This film is written by Mahesh Bhatt, and though he usually uses material from his own romantic life to weave his stories, Hamari Adhuri Kahani goes back a generation to the story of his parents. This construct creates a conundrum. The film is set in modern times, but has a rather quaint, old-fashioned value system that addresses the idea of a woman’s relationship outside her marriage.
The story is of a flower arranger who is sent to see a very important client, the owner of a hundred hotels across the world, whom she impresses by her tastefully done floral setting. It could be the flowers, it could be Vasudha (Vidya Balan) herself, it could be the way their pheromones are secreted together, but the hotelier, Aarav (Emraan Hashmi), is clearly smitten. He offers her a job at his Dubai hotel, and, once she is there, woos her gently but persuasively.

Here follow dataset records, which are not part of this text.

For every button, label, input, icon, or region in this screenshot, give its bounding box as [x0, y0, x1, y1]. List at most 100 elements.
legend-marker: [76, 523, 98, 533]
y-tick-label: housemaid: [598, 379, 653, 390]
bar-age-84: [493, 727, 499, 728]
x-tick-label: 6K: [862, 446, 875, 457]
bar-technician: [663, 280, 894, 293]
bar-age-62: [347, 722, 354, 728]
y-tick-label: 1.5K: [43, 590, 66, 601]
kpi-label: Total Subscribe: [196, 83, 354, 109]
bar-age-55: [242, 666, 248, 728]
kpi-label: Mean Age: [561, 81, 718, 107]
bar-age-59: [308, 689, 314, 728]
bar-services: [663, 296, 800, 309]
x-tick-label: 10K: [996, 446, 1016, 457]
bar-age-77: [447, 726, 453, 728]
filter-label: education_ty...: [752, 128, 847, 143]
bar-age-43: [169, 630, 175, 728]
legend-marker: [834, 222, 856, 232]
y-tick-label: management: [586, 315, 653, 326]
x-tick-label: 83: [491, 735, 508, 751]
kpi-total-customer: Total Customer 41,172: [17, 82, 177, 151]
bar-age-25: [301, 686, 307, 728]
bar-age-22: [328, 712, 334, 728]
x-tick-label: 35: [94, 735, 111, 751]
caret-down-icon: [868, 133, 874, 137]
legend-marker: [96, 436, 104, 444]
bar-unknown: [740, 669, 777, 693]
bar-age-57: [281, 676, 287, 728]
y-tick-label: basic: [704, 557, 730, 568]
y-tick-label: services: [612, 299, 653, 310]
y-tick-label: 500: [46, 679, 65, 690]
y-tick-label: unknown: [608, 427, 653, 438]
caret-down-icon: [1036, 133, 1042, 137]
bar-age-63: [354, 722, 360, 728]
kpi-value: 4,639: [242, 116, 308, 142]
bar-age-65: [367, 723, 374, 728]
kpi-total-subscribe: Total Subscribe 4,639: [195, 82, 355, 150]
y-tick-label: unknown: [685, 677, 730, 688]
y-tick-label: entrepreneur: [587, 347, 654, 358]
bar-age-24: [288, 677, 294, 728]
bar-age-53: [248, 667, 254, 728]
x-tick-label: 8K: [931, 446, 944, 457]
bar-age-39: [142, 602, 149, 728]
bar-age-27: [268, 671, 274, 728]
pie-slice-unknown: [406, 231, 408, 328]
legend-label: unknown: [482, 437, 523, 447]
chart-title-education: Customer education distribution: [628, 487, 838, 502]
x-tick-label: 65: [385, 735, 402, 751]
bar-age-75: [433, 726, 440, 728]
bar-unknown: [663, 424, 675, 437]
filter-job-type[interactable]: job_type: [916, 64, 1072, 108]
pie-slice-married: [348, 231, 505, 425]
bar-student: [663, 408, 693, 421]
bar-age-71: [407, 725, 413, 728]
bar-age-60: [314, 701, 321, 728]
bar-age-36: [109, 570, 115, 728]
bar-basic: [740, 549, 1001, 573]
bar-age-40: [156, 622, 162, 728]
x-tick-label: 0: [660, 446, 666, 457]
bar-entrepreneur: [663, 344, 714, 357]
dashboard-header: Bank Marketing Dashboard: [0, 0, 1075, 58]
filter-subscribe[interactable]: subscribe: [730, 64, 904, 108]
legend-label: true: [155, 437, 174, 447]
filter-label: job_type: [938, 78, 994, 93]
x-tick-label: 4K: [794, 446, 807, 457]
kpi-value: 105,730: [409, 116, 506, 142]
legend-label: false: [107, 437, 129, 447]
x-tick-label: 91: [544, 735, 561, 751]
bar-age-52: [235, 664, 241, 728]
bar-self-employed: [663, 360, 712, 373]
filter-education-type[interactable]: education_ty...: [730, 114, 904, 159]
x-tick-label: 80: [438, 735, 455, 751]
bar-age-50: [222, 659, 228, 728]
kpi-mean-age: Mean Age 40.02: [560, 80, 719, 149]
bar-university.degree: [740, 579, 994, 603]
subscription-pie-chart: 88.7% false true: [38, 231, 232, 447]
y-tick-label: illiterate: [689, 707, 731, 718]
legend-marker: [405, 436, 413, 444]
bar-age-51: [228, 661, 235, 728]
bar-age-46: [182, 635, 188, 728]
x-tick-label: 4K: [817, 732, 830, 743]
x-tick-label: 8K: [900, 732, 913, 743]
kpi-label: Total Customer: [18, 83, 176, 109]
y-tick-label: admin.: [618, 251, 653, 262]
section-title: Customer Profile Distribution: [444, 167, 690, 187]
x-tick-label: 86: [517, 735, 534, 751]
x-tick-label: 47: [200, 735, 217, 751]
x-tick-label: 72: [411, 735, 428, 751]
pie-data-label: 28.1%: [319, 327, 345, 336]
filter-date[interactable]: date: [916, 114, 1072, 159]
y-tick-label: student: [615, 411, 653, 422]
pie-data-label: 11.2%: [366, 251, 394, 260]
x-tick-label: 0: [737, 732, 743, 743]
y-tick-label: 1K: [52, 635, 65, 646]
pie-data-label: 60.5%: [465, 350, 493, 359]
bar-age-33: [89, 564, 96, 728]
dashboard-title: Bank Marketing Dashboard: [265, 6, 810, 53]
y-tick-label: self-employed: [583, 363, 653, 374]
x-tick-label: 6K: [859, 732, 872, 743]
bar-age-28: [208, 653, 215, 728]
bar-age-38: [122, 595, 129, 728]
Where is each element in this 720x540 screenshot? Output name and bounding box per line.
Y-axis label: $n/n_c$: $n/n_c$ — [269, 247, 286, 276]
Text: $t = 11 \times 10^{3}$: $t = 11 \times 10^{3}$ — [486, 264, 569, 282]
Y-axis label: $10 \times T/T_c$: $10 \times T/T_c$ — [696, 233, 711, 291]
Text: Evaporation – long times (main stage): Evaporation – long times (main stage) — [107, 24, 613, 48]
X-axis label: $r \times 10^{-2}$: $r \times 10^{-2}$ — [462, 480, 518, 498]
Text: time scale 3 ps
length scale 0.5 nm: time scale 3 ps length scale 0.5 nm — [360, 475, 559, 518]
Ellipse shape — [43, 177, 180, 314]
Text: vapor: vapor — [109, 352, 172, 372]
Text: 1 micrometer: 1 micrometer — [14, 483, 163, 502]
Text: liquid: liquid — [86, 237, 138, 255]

But Vasudha is already married to an alleged Naxalite in Bastar whom she hasn’t met in five years. She also has a son. The cops are keeping an eye on her, just in case her husband, Hari (Rajkummar Rao), sneaks back home to meet her. Aarav doesn’t know all this, but when he does find out, his reaction is to hug Vasudha close and promise to use all his resources to prove her husband innocent, just as she believes he is.
The point is to express a love that transcends the temporal, to tell a tale of two souls who want to be united in this world and who will sacrifice everything even for a mystical connection. The metaphor used for this idea, right through the film, is the flower— generally white in colour, perhaps connoting that other world.
The problem with Hamari Adhuri Kahani is that the notion of eternity is far too long for the short attention span of contemporary film viewers. Had the idea of eternal love been abbreviated to, say, three weeks, this movie might have worked.